In the midst of the current crisis facing the industry, it is not unusual to pause and wonder how things spun out of control. That consideration has been addressed in the new white paper ‘The Subprime Lending Crisis: Causes and Effects of the Mortgage Meltdown’ by Katalina M. Bianco, a banking law analyst for CCH, a Wolters Kluwers business. MortgageOrb recently spoke with Bianco on what her research uncovered and what the industry can learn for the near-future.
Q: Could the subprime crisis have been prevented? Or was it an inevitable disaster, given the manner in which the industry evolved?
Bianco: I wouldn't say it was ‘inevitable,’ but certainly there were a number of factors that, when put together, makes it easy to see how the crisis happened. The U.S. had a housing bubble that burst several years ago. Housing bubbles are often seen only in hindsight. Added to the bursting of the U.S. housing bubble was the high number of adjustable rate mortgages and other riskier loans, often brokered by mortgage companies not under federal regulation.
In addition, with the advent of securitization, many mortgage lenders had passed the rights to the mortgage payments and related credit/default risk to third-party investors via mortgage-backed securities (MBS) and collateralized debt obligations (CDO). Corporate, individual and institutional investors holding MBS or CDO faced significant losses, as the value of the underlying mortgage assets declined.
Q: Does former Federal Reserve Chairman Alan Greenspan deserve any degree of blame for what transpired?
Bianco: That's debatable. There's been so much finger-pointing and blame-slinging over this crisis, and Greenspan has been a target of that, certainly. The low interest rates of the Greenspan era were a part of the development of the crisis. Some economists see his policy as an overreaction to the 2001 recession.

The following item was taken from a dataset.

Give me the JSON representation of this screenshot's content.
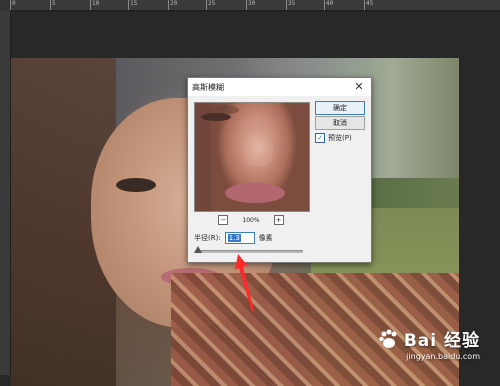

Also, former Fed Governor Edward Gramlich claimed in 2007 that Greenspan blocked a proposal to crack down on subprime lending practices back in 2000. However, there were other factors at play as well as low interest rates. Buyers overreached, taking on more debt than they may have done in an era of no housing bubble. There were certain brokers and originators that were predatory, the large role that securitization played, etc. And again, some of this is hindsight.
Q: The mortgage banking industry seemed very slow to respond to subprime's collapse – even as late as July 2007, Doug Duncan, the former chief economist of the Mortgage Bankers Association, was telling conference audiences that ‘subprime was alive and well.’ How do you explain the delayed reaction to what was taking place?
Bianco: The term ‘subprime,’ as it applies to U.S. mortgages, refers to loans that do not meet Fannie Mae or Freddie Mac guidelines. While generally, subprime is defined or defended as lending to borrowers with compromised credit histories, according to the Wall Street Journal, in 2006, over 60% of all borrowers receiving subprime loans had credit scores high enough to qualify for prime conventional loans.
While subprime lending is controversial, even after the crisis hit, the loans were still being made by lenders. In that sense, it was ‘alive and well’ at that time. I don't think it was until the public became aware of how extensive the crisis was and Congress and the state legislatures started talking anti-predatory lending legislation that many banks adjusted their policies on subprime lending. Also, many lenders themselves suffered financial fallout from the crisis.
Q: Have we seen the worst of the subprime meltdown? Or do you expect more rough times ahead?
Bianco: I don't think we've hit rock bottom yet. We have a way to go before recovering. Had the crisis been contained within the United States, recovery may have been easier. However, once the mortgage mess went global, affecting foreign markets, the crisis became a disaster.